((Traduction automatisée par Reuters, veuillez consulter la clause de non-responsabilité https://bit.ly/rtrsauto))
(Ajoute la réponse de Meta, paragraphe 5, et les détails de la décision, paragraphe 11) par Joan Faus et Catarina Demony
Un tribunal espagnol a jugé que la santé mentale d'un ancien modérateur de Facebook avait été affectée par son travail de révision de contenus graphiques tels que des décapitations, dans une affaire qui pourrait avoir des implications sur la manière dont les entreprises de médias sociaux travaillent avec les modérateurs.
Le tribunal de Barcelone, confirmant une décision de l'agence espagnole de sécurité sociale, a déclaré que le traitement psychiatrique dont le modérateur sous-traitant a eu besoin était dû à des problèmes liés au travail, ce qui signifie qu'il a droit à une indemnisation supplémentaire pour les congés de maladie.
Le modérateur a été employé entre 2018 et 2020 par CCC Barcelona Digital Services, qui fait partie de Telus International et qui est l'un des fournisseurs externalisés de Meta META.O , propriétaire de Facebook.
Telus a déclaré qu'il était déçu par la décision et qu'il ferait appel.
Un porte-parole de Meta s'est refusé à tout commentaire, la société "n'étant pas partie prenante dans l'affaire en question".
C'est la première fois en Espagne qu'un tribunal reconnaît que le congé de maladie d'un modérateur de contenu a été causé par son travail, a déclaré Francesc Feliu, l'avocat du travailleur qui représente également une vingtaine d'autres modérateurs de contenu, anciens et actuels, à CCC, pour des motifs juridiques similaires.
L'ancien travailleur a dû regarder des contenus comprenant "des automutilations, des décapitations de civils assassinés par des groupes terroristes, des tortures infligées à des personnes, des suicides", a déclaré le tribunal.

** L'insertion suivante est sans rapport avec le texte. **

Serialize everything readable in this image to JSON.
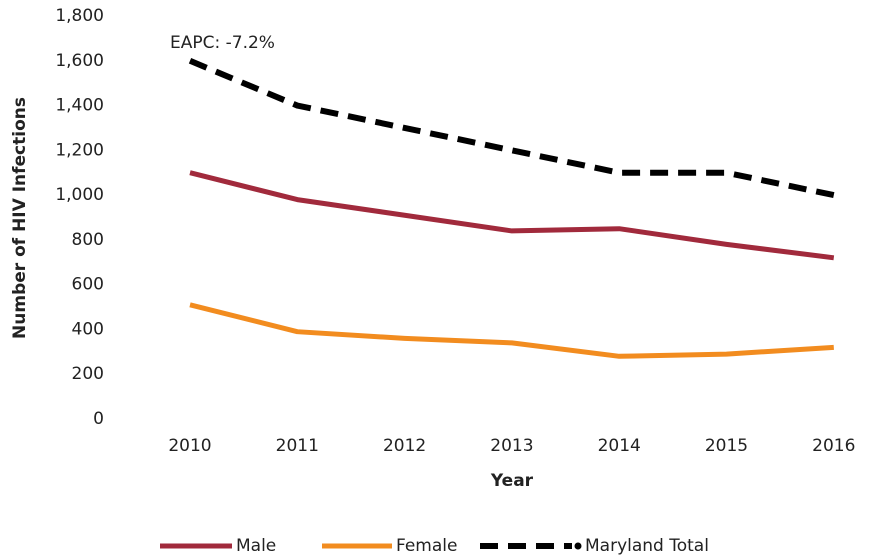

La CCC a intenté une action en justice en 2022 afin d'annuler la décision de l'agence de sécurité sociale selon laquelle l'état de santé mentale du modérateur résultait de son travail.
Dans sa décision du 12 janvier, dont Reuters a pris connaissance, le juge Jesus Fuertes a rejeté la demande de la CCC.
"Le travailleur a souffert d'une situation ayant un impact émotionnel et psychologique important dans le cadre de son travail", a-t-il écrit, ajoutant que le congé accordé en 2019 était "exclusivement et indubitablement" causé par son travail.
L'incapacité de travail du travailleur a été causée par une anxiété sévère, notamment des crises de panique, l'isolement, la dysphagie et la thanatophobie, selon le jugement.
Martha Dark, directrice de Foxglove, un groupe de défense de la justice technologique basé à Londres, a déclaré que le tribunal avait "raison à 100 % de reconnaître que le travail de sécurisation de Facebook est à l'origine de maladies mentales".
"Meta doit indemniser cet ex-modérateur courageux pour le préjudice qu'il a subi, mais ce n'est que la moitié de la bataille", a-t-elle déclaré. "Ils doivent également être contraints de fournir de véritables soins de santé mentale et des lieux de travail sûrs aux dizaines de milliers de travailleurs qui effectuent ce travail dans le monde entier
Mme Dark, dont le groupe n'est pas impliqué dans cette affaire, mais qui a participé à l'organisation d'une campagne des modérateurs de contenu sur leurs conditions de travail, a exhorté les gouvernements à introduire une réglementation pour garantir que les plateformes de médias sociaux soient sûres à la fois pour les utilisateurs et pour les travailleurs.
En 2020, Facebook a conclu un accord avec des modérateurs de contenu américains souffrant de problèmes de santé mentale. L'année dernière, un modérateur en Allemagne a été mis en congé rémunéré dans l'attente d'une enquête interne après avoir réclamé une amélioration de ses conditions de travail.